At issue in U.S. Court of Appeals for the Tenth Circuit Court in Denver are rules promulgated by the Interior Department’s Bureau of Land Management (BLM). Court records show Judges Mary Beck Briscoe, Harris Hartz and Jerome Holmes presided over the hearing, which involved two companion cases: State of Wyoming et al v. Zinke et al [No. 16-8068] and State of Wyoming et al v. DOI [No. 16-8069].
Appellees in the cases include Colorado, North Dakota, Utah and Wyoming; the Ute Indian Tribe of the Uintah and Ouray Reservation; and the Independent Petroleum Association of America (IPAA) and the Western Energy Alliance (WEA).
“We are appreciative of the court’s willingness to hear extended argument on the issues this case presents, both procedural and substantive,” attorney Mark Barron told NGI’s Shale Daily on Thursday. He is Baker & Hostetler LLP and is representing IPAA and WEA. “More important than the outcome of this specific lawsuit, however, we are grateful that Interior has finally recognized the legal and technical flaws in the 2015 hydraulic fracturing rule and initiated steps to correct those flaws through rulemaking.”

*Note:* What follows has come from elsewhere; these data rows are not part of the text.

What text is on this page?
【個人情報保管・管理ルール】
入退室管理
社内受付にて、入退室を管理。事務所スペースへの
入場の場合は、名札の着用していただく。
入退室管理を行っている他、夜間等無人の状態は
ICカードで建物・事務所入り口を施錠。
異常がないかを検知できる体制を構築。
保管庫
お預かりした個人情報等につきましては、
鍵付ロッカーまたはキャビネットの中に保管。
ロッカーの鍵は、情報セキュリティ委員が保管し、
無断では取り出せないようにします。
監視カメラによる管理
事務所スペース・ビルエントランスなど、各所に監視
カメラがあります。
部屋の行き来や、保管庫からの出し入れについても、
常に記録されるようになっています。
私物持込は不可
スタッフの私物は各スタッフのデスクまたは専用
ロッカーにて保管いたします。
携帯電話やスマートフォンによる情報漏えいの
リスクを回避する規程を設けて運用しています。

On Tuesday, the BLM’s notice was published in the Federal Register stating that the agency plans to rescind the rule because it is duplicative of state and tribal laws, and imposes unreasonable reporting requirements and costs on the oil and gas industry. BLM is currently taking public comments over its plans to rescind the rule.

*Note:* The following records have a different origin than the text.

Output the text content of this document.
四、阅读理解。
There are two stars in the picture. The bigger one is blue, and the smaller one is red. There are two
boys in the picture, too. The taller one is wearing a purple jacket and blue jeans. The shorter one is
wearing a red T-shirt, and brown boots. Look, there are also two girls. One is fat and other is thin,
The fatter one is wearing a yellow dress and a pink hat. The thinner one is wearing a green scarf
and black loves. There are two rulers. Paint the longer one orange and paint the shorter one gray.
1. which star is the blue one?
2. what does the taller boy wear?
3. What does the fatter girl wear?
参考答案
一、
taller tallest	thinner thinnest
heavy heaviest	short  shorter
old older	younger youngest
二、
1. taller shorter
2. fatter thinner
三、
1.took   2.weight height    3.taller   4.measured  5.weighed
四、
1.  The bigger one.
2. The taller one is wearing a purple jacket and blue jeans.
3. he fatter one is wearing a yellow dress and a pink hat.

“America’s independent oil and gas producers hope that the parties can now put this case behind them and turn their collective attention to the administrative rulemaking process currently underway,” Barron said. “That process, not the federal courts, is the appropriate forum for the parties to address their policy differences on the important subject of hydraulic fracturing.”

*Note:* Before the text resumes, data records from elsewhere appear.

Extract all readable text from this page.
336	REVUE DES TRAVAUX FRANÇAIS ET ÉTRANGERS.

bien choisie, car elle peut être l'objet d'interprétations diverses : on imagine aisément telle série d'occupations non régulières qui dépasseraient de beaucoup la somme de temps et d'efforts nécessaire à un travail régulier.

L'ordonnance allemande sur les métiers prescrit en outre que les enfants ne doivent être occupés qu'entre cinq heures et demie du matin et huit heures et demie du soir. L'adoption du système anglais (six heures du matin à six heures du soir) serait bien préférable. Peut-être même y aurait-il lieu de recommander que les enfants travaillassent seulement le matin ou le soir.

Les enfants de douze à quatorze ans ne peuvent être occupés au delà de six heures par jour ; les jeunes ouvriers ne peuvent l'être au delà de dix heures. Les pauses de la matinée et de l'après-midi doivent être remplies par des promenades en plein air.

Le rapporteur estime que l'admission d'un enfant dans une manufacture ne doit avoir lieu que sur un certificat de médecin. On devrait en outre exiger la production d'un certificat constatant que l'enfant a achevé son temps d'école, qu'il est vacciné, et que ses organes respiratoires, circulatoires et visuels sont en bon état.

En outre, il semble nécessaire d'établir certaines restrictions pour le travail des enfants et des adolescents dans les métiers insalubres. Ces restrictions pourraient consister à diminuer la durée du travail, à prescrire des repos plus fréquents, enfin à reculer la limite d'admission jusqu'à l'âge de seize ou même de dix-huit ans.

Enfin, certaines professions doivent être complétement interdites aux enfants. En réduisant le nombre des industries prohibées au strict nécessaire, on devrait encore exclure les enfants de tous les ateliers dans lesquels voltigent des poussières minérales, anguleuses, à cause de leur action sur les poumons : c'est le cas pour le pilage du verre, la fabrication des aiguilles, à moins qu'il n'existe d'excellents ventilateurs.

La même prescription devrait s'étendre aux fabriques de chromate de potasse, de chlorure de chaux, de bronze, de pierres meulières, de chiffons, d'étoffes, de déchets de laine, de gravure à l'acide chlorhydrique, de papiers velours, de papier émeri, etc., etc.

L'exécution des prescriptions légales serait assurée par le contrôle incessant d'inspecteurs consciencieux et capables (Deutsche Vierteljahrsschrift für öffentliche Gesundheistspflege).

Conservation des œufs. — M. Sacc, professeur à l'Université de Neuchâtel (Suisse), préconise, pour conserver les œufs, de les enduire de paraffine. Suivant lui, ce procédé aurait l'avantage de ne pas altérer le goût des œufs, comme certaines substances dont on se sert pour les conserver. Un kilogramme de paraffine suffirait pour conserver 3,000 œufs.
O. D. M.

When asked how Thursday’s hearing went, Barron said it was “very difficult to say.”
“The court was quite thorough and probing of both sides, but played their cards close to the vest,” he said. “I feel confident that we presented the key elements of our case, but I don’t think this is a result that I can prognosticate on with any confidence. If they decide to issue a decision on the merits, I won’t be surprised either way.”
The BLM said a regulatory impact analysis found the rule could shoulder the oil and gas industry with at least $32 million in annual compliance costs, but the costs could potentially be as high as $45 million/year.
The rule would require oil and gas operators to use the FracFocus registry to disclose the chemicals used in fracking and use above-ground tanks to temporarily store produced water, among other things. However, U.S. District Court Judge Scott Skavdahl ruled in June 2016 that BLM does not have the authority to regulate fracking. The government subsequently filed an appeal.
Last March, the Tenth Circuit gave the Trump administration one week to decide whether it wanted to continue defending the rule in court. Attorneys for the BLM said the Obama-era rule did not reflect the Trump administration’s priorities and asked the court to postpone a pair of cases over the rule. The court granted the request, postponing oral arguments until Thursday.
“Congress simply did not give the federal government authority to regulate fracking, period,” WEA President Kathleen Sgamma said before Thursday’s hearing. “We remain confident in our arguments and the previous decision. States have shown they’ve successfully regulated fracking with no incident on public lands that justifies this rule. States have regulated fracking for many years, and BLM has failed to show any gap in state regulation.”